Il faut un statut de chauffeur digne et faire cesser les méfaits d'Uber et de Heetch, estime le PTB

Le PTB a plaidé mardi pour la mise sur pied d'un plan taxi assorti d'un statut digne pour tous, d'une application publique et pour une mise au banc des "méfaits des multinationales Uber et Heetch dans la Région bruxelloise".

Il faut un statut de chauffeur digne et faire cesser les méfaits d'Uber et de Heetch, estime le PTB
©BELGA

Depuis lundi, les chauffeurs Uber actifs dans la capitale ne sont plus autorisés par l'administration régionale à utiliser leur smartphone pour prendre des commandes de courses.

L'annonce a immédiatement déclenché une manifestation d'une centaine de chauffeurs devant le cabinet Vervoort, compétent pour le dossier des taxis, ainsi que certaines divisions au sein même de l'équipe gouvernementale bruxelloise.

Critiqué, le cabinet Vervoort se retranche derrière un arrêt de la cour d'appel de Bruxelles rendu le 15 janvier dernier dans un litige opposant les taxis bruxellois au secteur des sociétés de location de voiture de luxe avec chauffeur (LVC), qui travaille pour le compte d'Uber X, accusé de concurrence déloyale.

Pour le député PTB, Youssef Handichi, c'est le moment "de mettre dehors ces multinationales Uber et Heetch, qui n'ont aucun scrupule, ni à l'égard des chauffeurs qui en dépendent et qu'elles exploitent, ni à l'égard des pays dans lesquels elles s'implantent tout en éludant tout paiement d'impôt".

A ses yeux, il faut donner à ces travailleurs des conditions de travail dignes, et un vrai statut en tant que taximan.
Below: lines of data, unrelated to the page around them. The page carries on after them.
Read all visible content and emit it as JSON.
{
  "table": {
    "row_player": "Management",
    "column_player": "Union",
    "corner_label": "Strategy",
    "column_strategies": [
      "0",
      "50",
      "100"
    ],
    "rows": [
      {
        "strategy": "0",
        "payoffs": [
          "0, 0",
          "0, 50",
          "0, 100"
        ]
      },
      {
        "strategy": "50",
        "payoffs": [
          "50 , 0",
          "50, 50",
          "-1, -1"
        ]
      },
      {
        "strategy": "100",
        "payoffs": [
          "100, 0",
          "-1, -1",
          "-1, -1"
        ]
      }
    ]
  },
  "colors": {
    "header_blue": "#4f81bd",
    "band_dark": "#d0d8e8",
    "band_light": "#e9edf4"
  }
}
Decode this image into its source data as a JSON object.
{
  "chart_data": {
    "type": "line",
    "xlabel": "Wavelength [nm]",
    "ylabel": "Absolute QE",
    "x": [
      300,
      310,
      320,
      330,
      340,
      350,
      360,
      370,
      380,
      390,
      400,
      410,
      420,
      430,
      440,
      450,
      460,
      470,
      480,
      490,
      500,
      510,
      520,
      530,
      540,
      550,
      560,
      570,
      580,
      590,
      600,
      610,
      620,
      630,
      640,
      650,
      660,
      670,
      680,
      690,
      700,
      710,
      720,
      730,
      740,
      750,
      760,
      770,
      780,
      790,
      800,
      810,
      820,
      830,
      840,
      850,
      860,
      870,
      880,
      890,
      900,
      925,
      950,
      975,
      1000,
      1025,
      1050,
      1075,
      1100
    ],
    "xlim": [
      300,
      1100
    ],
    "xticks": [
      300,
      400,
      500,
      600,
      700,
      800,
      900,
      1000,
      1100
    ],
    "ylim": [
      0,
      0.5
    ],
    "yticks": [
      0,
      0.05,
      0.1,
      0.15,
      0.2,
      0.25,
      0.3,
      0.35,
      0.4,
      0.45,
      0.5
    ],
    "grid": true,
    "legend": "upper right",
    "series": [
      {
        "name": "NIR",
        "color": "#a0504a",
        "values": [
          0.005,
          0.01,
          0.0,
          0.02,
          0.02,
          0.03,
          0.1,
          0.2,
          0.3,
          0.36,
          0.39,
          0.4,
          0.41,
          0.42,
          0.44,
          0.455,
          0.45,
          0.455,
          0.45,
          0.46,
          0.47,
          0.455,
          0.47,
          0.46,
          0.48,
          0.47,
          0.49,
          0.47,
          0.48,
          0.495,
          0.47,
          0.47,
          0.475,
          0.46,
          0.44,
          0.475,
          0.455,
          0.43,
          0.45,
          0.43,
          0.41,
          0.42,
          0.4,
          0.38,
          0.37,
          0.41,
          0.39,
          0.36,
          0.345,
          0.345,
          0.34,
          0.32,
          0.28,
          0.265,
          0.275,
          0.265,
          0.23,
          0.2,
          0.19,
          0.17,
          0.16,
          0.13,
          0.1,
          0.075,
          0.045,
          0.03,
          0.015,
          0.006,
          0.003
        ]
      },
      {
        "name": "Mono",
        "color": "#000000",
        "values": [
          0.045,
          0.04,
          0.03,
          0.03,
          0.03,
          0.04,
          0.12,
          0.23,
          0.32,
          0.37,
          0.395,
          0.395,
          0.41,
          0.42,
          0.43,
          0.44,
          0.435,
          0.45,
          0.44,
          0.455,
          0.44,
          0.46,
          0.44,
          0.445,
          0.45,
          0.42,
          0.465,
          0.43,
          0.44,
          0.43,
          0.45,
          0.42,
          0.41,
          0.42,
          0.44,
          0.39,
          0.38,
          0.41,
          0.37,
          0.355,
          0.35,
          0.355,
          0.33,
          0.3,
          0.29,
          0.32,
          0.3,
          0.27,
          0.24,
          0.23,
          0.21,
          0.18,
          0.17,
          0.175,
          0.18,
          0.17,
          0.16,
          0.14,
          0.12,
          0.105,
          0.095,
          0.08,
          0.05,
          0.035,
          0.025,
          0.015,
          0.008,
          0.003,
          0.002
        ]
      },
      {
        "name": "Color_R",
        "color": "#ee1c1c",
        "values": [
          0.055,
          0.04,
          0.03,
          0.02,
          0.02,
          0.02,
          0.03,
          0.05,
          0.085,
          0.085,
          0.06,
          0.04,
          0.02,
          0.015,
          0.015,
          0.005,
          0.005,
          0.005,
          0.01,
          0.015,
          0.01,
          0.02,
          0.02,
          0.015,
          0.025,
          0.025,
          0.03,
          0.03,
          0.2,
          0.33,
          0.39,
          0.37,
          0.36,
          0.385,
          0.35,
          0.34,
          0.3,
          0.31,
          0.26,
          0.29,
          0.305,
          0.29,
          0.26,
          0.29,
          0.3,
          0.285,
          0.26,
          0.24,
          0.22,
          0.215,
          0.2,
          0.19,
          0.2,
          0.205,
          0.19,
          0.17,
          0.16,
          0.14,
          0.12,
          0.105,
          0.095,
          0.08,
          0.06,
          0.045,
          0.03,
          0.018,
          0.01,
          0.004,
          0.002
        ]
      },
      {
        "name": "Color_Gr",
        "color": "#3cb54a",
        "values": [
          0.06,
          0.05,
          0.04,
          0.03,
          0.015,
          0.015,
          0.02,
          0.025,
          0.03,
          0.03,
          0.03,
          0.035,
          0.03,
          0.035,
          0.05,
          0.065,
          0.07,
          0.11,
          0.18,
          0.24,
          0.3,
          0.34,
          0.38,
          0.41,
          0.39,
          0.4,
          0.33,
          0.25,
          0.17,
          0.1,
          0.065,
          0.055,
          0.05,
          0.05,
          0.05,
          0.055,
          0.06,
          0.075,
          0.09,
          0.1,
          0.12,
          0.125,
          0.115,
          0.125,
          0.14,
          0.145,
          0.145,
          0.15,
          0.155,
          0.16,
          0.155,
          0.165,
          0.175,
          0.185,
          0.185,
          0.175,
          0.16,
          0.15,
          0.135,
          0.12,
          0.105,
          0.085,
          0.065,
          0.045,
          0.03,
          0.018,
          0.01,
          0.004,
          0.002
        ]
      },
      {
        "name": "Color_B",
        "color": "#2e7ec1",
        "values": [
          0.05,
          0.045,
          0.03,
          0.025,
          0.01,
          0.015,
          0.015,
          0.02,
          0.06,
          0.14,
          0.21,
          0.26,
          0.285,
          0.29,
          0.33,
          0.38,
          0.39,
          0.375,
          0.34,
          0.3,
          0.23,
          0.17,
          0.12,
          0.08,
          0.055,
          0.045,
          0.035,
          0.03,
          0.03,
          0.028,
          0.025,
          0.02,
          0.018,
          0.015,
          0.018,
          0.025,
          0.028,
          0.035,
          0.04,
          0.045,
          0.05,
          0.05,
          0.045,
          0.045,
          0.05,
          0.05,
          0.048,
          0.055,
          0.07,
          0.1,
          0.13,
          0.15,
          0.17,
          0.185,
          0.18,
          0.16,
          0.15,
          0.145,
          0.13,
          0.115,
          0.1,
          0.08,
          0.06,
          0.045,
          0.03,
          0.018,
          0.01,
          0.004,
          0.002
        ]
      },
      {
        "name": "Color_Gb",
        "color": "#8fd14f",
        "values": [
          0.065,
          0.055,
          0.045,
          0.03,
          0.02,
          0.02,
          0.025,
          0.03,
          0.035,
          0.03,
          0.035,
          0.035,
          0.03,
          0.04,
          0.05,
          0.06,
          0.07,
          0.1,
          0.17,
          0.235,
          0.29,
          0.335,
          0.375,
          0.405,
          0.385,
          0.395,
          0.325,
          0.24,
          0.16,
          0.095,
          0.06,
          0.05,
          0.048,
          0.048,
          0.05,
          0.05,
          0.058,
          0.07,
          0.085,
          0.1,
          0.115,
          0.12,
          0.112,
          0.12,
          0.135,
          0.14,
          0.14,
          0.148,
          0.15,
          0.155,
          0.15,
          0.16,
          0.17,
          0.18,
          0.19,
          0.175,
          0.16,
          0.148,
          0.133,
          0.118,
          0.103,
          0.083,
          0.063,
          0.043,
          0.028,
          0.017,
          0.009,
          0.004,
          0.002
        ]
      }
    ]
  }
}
L'étude Deloitte demandée par le gouvernement bruxellois arrive à la même conclusion. Il manque plus ou moins 600 chauffeurs de taxi à Bruxelles. Il faut donc intégrer les centaines de chauffeurs bruxellois qui travaillent actuellement par nécessité avec Uber et Heetch dans le plan taxi, et les faire travailler sous un statut unique.

Pour l'élu de la formation d'extrême gauche, c'est le refus du gouvernement bruxellois de prendre en charge la question des taxis qui a entraîné un pourrissement de la situation.

A ses yeux, en n'agissant pas, le ministre-président bruxellois a permis une dégradation des conditions de travail tant des chauffeurs de taxis que des chauffeurs de voiture de location.